In 2015 average price of Inner London decreased whereas Outer London’s increased. It could be a radiation from Inner London to Outer London. However other boroughs has not presented this behavior given the incentives to purchase houses of less than £600000.
With the exploration of Kensington and Chelsea, we saw through the decomposition process that noise and seasonal components are strong, although we saw a clear positive trend.
Holt Winters method gave us a prediction of moderate growth for the following 2 years, under normal circustamces.
ARIMA model gave us a similar approach: a growth of the prices; However, this curve does not present a volatile curve.
The housing market is, in general, a very stable market. For the case of London, it seems that this market is affected when problems appear at macroeconomic level, as expected. From 2016 there is a change of trend that we need to wait more and have more data to predict with more precision. This is given basically Covid-19 and Brexit conditions, which generate a context difficult to mantain the volume of transactions and the high average price reached in 2016.

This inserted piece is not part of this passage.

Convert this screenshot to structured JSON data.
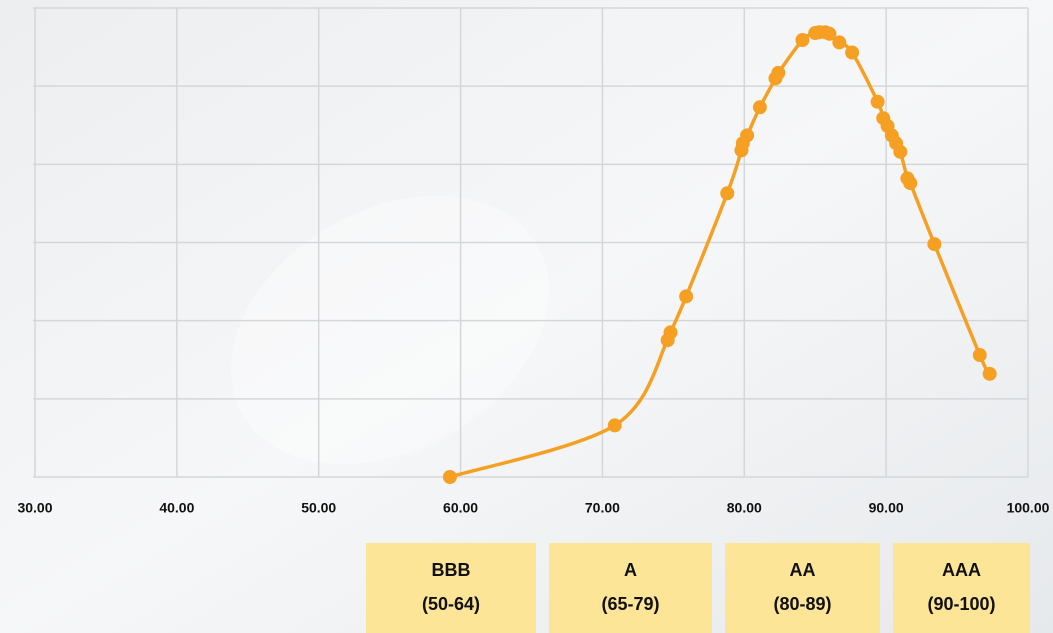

Given the extraordinary situation, Government decisions about tax policies and incentives, could also affect to this market.
So given the series time analysis, it is difficult to think that the housing market will not continue to grow given the trend of the last 25 years. However an uncertainty epoch possibly will affect negatively to this market, the time for recovering will be a matter of other study.